Other features include persistence through Windows registry keys, disabling infected users’ Windows and escape buttons, and blocking task manager, command prompt, registry editor, and other Windows utilities.
Like CryptoLocker, infected users will be given a predetermined amount of time to pay the ransom before the decryption key is forever deleted. Whoever administers the ransomware will have the ability to choose the preset amount of time and pause or reset this deletion clock in order to examine ransom payments. Other customizable features include naming and placing the infection file, determining the ransom amount and method of payment, and the establishing the username and password for the administrative panel, which is set as “admin” and “admin” by default.

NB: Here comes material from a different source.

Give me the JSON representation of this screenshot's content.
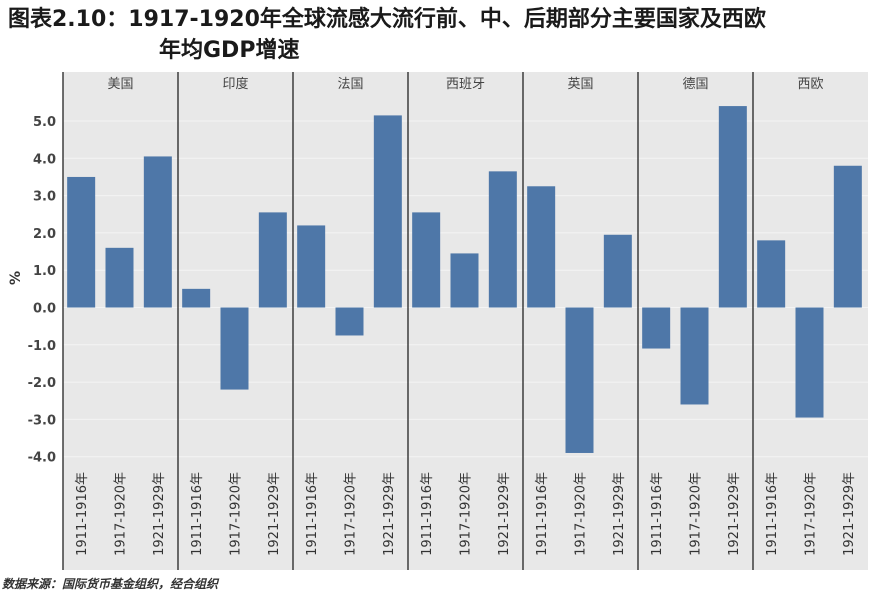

PrisonLocker also boasts a number of analysis prevention features. Its author claims it detects basic virtual machine, sandbox, and debugger environments. The malware will also set up what its creator calls a “locked window in a new desktop.” This, the creator claims, will render useless the “alt+tab” command and, thus, all other applications. Beyond that, even if a user manages to escape the locked window, PrisonLocker includes a module that forces the locked window to the forefront of the user’s desktop every few milliseconds.
Interestingly, the ICQ messaging ID and email address associated with the malware author’s handle (gyx) on a number of sites is also associated with the twitter handle @Wenhsl and the security blog Wenhsl[.]blogspot[.]com. In that Twitter profile’s bio, the user describes himself as the following:
“Security enthusiast. Novice infosec/malware researcher and cybercrime analyst. C/C++ and currently polishing up my MASM.”
PrisonLocker is written in C++. Malware Must Die suggests that the author may either be double dipping as a security researcher and a criminal, or merely pretending to be a benevolent security researcher to cover his tracks as a criminal. Malware Must Die contacted various law enforcement agencies and provided this information to them.